2.2.05

Uma casa no fim do mundo


Paulo de Sousa

Michael Cunningham escreveu Uma Casa no Fim do Mundo, antes de As Horas ou de Sangue do Meu Sangue. mas demorei algum tempo até encontrar este livro. dos três, acho que é o meu favorito. mas isso pouco interessa.
O que este livro nos oferece é, mais uma vez, a sensibilidade do escritor. que compõe frases que conseguem transmitir estados psíquicos. os dos seus personagens de ficção, aqui Bobby, Jonathan e Clare. e, por projecção, os dos leitores. Podemos não nos identificar com as vivências afectivas mas certamente as reconhecemos, já as apreendemos aqui e ali, olhando à nossa volta.
Colocar verbalmente estas vivências tão subtis é a arte de Cunningham, embora ele considere (através da personagem "Virginia Woolf", em As Horas) que o livro que se tem na cabeça é sempre melhor do que aquele que se consegue pôr no papel. Neste livro, acompanhamos a história de dois homens, que se conhecem ainda na infância, e de uma mulher que cruza as suas vidas. um retrato da condição humana, cheio de quotidianos, ilusões, morte, fugas, amor, lealdade, aceitação. tudo o que é possível encontrar numa vida. sobretudo se essa vida teimar como a árvore da foto de Paulo Jorge de Sousa.
- Hum. - Bobby pousou o braço nos meus ombros, porque gostava de mim e porque desejava ardentemente que eu me calasse.

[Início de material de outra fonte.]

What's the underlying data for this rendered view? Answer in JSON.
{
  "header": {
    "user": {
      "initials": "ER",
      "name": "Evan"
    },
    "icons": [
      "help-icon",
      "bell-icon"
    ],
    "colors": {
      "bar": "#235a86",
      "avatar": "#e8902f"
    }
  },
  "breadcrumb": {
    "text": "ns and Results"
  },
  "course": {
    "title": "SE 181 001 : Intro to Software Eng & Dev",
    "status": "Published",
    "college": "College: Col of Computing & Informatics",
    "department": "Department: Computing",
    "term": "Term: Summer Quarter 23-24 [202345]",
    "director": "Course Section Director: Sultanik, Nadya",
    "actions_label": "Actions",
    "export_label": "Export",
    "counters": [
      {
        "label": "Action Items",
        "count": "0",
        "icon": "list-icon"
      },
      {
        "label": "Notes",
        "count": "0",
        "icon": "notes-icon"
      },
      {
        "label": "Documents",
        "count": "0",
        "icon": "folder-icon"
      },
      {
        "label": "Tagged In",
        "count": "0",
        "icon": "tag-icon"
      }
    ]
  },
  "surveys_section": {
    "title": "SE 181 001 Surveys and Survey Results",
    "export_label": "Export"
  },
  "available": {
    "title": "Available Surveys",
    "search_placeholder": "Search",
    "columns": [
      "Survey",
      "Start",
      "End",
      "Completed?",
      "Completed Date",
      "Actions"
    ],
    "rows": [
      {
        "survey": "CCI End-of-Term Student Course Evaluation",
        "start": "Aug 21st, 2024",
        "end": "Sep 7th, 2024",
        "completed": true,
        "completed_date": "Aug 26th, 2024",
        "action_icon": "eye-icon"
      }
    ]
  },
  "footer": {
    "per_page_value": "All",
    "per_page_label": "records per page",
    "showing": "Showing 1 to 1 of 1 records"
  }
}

Rodeei-lhe a cintura com o braço. Lá estava o seu cheiro, a sua carne sólida, familiar. Contemplámos o nascer do sol. Bobby era quente e substancial, o cérebro cheio de pensamentos que me eram ao mesmo tempo familiares e completamente estranhos. Ainda tinha no pulso o sinal cor de fígado. Clare esperava por nós dentro do carro, derrotada pela paisagem. Nesse momento acreditei que nunca tinha amado ninguém além dos meus pais e daquelas duas pessoas. Julgo que nunca recuperamos inteiramente dos nossos primeiros amores. Julgo que, na extravagância da juventude, oferecemos os nossos afectos facilmente, quase arbitrariamente, na falsa convicção de que teremos sempre mais para dar. (pp 265)

2 comentários:

Maria do Rosário Sousa Fardilha disse...

batatas, obrigado pelo comentário. e sabes, li o Rebecca em miúda, antes mesmo de saber que o Hitchcock tinha realizado o filme. voltei a relê-lo mais tarde, e é raro encontrar quem conheça o livro. Por causa dos filmes (os Pássaros, tb), a Daphne du Maurier foi relegada para um segundo plano. Bjs

r.e. disse...

andamos mesmo síntonos. se verificares o meu profile, tenho o Sangue do meu Sangue referido, apesar de ter gostado de todos os do Cunningham. É daqueles escritores que me deixa no fim de cada livro uma ânsia de saber se já foi editado outro. é bom continuar a sentir esta partilha de tanta coisa, neste teu espaço. anseio também por ler mais coisas tuas. obrigado pelas tuas visitas assíduas. tem sido um prazer receber-te. mesmo. Um beijinho. J.